This has actually become part 1 of a two-part post. In part one, we will look at the unbelievable proportion of income taxes paid by a small percentage of people in this country, and reflect on how crazy it is to talk about the rich getting a free ride. In post 2, we will look at a couple of truly regressive taxes where the rich really do get a free ride, and wonder why these issues get mostly ignored.
Something interesting has happened in this country over the last decade, and it is shown below in one of my favorite statistics. There is much talk in the media about this or that group paying their "fair share" of taxes, but as is usually true in the media, there are depressingly few facts in these articles. This is strange, since there are several government reports that pretty clearly outline the share of taxes paid by various income brackets. The numbers below are from a Congresional Budget Office Report, but the same numbers are buried in the IRS web site as well.
For 2003, the estimated share of total individual income taxes paid by:
Wealthiest 1%: 33.6%
Wealthiest 5%: 55.1%
Wealthiest 10%: 67.9%
Wealthiest 20%: 83.0%
Wealthiest 40%: 97.8%
Wealthiest 60%: 103.0%
The way to read this is that the wealthiest 10% of taxpayers pay 67.9% of the country's individual income taxes. And yes, that 103% is not a typo - the bottom 40% in income as a group pay negative personal income taxes (because of the EITC).
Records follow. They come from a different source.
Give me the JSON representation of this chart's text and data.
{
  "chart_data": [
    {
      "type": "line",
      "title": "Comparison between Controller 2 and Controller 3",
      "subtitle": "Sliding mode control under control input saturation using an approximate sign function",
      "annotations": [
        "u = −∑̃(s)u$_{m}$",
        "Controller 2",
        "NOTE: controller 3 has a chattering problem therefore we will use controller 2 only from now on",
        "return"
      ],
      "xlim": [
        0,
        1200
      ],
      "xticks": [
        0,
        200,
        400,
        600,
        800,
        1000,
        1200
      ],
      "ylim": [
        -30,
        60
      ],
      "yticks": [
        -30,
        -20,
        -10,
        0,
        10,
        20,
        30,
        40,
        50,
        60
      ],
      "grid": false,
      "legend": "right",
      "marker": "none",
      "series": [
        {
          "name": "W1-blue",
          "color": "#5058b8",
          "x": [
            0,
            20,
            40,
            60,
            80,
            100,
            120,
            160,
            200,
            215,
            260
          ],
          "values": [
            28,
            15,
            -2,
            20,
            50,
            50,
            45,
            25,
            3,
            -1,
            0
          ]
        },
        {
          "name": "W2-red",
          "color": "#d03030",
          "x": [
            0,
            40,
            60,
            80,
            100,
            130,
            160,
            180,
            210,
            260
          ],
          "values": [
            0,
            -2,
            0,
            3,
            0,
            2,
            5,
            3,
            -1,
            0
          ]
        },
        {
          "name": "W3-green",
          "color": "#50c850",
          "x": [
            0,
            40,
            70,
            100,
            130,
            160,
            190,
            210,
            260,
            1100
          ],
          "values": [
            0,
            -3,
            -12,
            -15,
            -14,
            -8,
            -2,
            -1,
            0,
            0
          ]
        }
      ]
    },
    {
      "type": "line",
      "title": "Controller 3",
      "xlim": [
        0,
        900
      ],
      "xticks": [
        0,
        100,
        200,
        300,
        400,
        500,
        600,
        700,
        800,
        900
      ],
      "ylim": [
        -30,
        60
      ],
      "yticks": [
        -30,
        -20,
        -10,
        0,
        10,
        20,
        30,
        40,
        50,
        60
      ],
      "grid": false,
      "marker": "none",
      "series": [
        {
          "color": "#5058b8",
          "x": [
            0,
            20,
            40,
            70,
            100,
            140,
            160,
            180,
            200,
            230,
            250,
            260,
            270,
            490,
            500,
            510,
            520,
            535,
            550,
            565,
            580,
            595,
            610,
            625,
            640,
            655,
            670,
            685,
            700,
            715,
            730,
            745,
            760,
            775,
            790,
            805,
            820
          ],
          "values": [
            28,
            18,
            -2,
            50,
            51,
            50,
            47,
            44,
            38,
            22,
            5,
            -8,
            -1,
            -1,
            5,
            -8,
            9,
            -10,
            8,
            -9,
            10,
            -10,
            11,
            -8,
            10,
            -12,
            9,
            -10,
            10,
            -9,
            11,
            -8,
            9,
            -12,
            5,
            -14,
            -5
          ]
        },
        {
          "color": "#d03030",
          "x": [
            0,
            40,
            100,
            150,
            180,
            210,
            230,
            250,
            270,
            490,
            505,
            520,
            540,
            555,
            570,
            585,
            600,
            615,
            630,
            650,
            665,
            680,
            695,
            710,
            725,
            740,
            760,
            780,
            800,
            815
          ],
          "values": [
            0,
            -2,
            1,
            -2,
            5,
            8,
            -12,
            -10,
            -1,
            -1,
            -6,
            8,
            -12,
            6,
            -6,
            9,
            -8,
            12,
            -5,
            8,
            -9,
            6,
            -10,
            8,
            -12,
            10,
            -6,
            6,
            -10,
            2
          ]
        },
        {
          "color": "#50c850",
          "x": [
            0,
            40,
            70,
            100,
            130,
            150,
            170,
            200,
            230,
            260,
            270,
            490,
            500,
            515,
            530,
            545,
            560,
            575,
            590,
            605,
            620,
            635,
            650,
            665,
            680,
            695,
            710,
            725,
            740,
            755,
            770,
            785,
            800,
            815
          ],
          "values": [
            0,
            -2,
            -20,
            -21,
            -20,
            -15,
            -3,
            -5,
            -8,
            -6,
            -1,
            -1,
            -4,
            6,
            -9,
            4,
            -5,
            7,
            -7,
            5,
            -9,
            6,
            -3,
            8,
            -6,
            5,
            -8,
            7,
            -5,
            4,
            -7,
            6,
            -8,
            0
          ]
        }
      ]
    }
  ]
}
This leads to the following fascinating conclusion: Half of the people in this country pay more than 100% of the personal income taxes. The other half get, as a group, a free ride (though there are individuals in this group that pay paxes, net, as a group, they do not). We are basically at the point in this country where 51% of voters could vote themselves all kinds of new programs and benefits knowing that the other 49% have to pay for them.
Extra Credit Exercise: Given the numbers above, and all the talk about "tax cuts for the rich", craft an income tax cut that does not disproportionately benefit the top half of the income spectrum.
Hard, huh? The same CBO report had an interesting comparison. They estimated what these same numbers would have been without the recent tax cuts. Without the "George Bush tax cuts that unjustly benefit the rich" these same numbers in 2003 would have been:
Wealthiest 1%: 31.9%
Wealthiest 5%: 51.8%
Wealthiest 10%: 63.9%
OOPS - Coyote, that can't be right? That means that the wealthiest people pay a higher share of income taxes after the Bush tax cuts. That must mean that the tax cuts disproportionately helped the lower income brackets? Can that be right?
Yes, thats right. Without the Bush tax cut, the top 60% would have paid 99.9% of all individual income taxes. Now, after the tax cut, they pay 103%, meaning the bottom 40% have gone from paying about 0% to actually getting a bunch of money in net EITC.
Which just goes to prove a related point I make a lot - agree with him or disagree with him, G.W. Bush has got to be one of the worst presidential communicators in recent memory. For further proof, see debate #1.
Interestingly, John Kerry used this same report to say that these tax cuts shifted the burden of taxation to the middle class. And, in one way, he is right, though not in the way that his statement is generally interpreted. For more, see part 2, coming soon. (hint - think total taxes, not just income taxes)
Reason, my favorite libertarian rag, has a related analysis from Nick Gillespie and Mike Snell here. I don't think I trust either Bush or Kerry on fiscal discipline. Neither, apparently, do Gillespie and Snell:
But the fact remains that Bush's cuts have reduced the amount of income tax we all pay. Though Kerry will certainly suggest otherwise in Friday's debate, the trouble with Bush's budget policy isn't that he cut income taxes. It's that he hasn't cut spending. Indeed, perhaps the strongest case for electing Kerry may be that he will usher in an age of divided government that will restrain federal spending and the various problems that accompany it.
Fixed an unbelievably bad triple negative - Even I could not figure out what I was trying to say.